16.10.2019

Brot für den Tag 46

Es ist furchtbar, in die Hände des lebendigen Gottes zu fallen (Hebr 10,31)

Donnerstag 26.5.1994

Die Urkirche hatte eine sehr strenge Auffassung von Buße. Es gab keinen Christen, der bei schlechten Taten gedacht hätte: „Das kann ich ja wieder beichten.“ Erst zögernd praktizierte die Kirche die Beichte, anfangs nur einmal im Leben. Wer dann noch einmal schwer sündigte, fiel dem Gericht Gottes anheim. Mit dem Hinweis auf das Gericht sollte mit Nachdruck auf die Tragweite der Sünde hingewiesen werden und darauf, daß jeder lebende Mensch von der furchtbaren Möglichkeit und der Gefahr der Hölle bedroht ist.

Aus der Warnung vor einer ewigen Verderbnis ist im Laufe der Zeit eine realistische Vorstellung von der Hölle entstanden, verbunden mit dem Wissen, wer dort alles große Pein erleidet. Dichter wie Dante Alighieri haben es drastisch beschrieben, und Maler wie Hieronymus Bosch haben uns die Qualen der Sünden schauderhaft vor Augen gestellt; die Besucher von gotischen Kathedralen sehen bei jedem Betreten der Kirche den Höllenrachen und die Schar derer, die dort hineinwandern. Die Furcht vor dem strafenden Gott und der Hölle war stärker als der Glaube an die Frohe Botschaft von der Erlösung durch Jesus Christus.

Voll Zuversicht dürfen wir aber die Worte aus dem Mund Jesu hören: „Wer an ihn (Gottes Sohn) glaubt, wird nicht gerichtet; wer nicht glaubt, ist schon gerichtet, weil er an den Namen des einzigen Sohnes Gottes nicht geglaubt hat“ (Joh 3,18). Wir haben also unser Gericht gleichsam selbst in der Hand, unser Unglaube richtet uns selbst und Gott stimmt dem zu.

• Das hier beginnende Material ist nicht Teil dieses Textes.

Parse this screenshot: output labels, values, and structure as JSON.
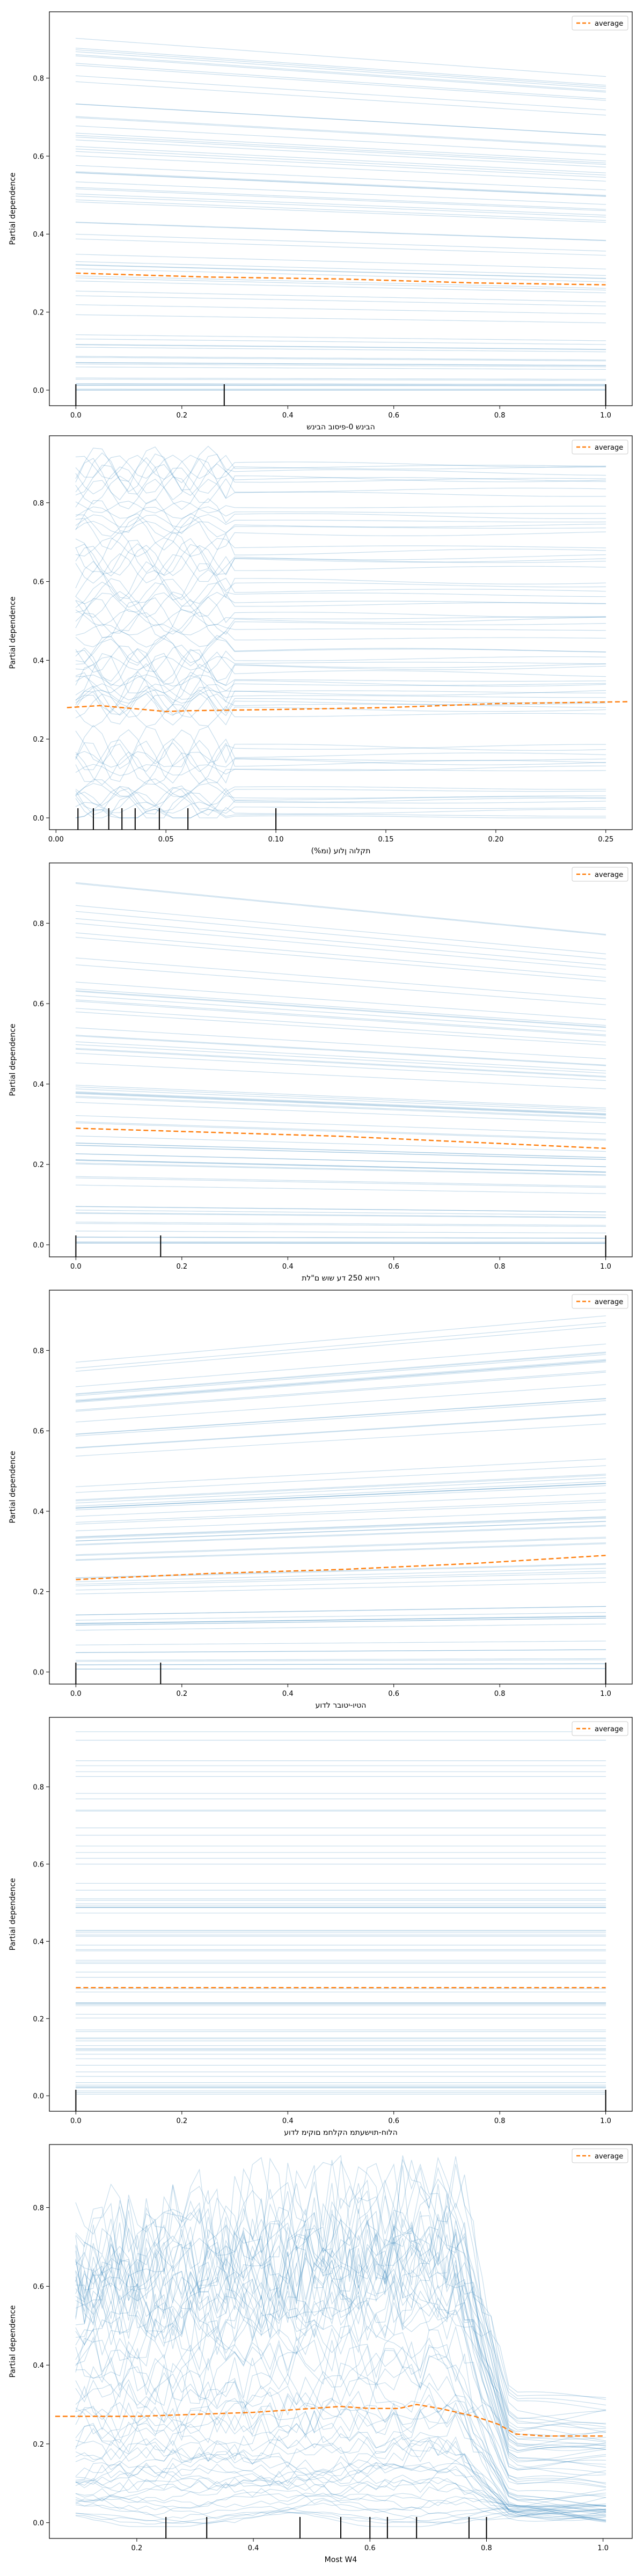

Ich lebe von der Hoffnung, daß ich meinen Unglauben in meinem irdischen Leben immer wieder rechtzeitig erkenne, mich bekehren und Buße tun kann, und ich lebe von der Hoffnung, daß ich in meiner Todesstunde die Gnade bekomme, mich in vollem Vertrauen der Barmherzigkeit Gottes anvertrauen zu können. Ich lebe mit der Einsicht, daß mein Leben scheitern kann, so daß ich dauernd wachsam sein muß; aber ich lebe von der Hoffnung, daß Jesus immer wieder die Hölle leer liebt.

Gebet:
Gott, „dein Gericht ist tief wie das Meer“, aber noch tiefer ist deine Liebe; laß mich aus dieser Liebe leben.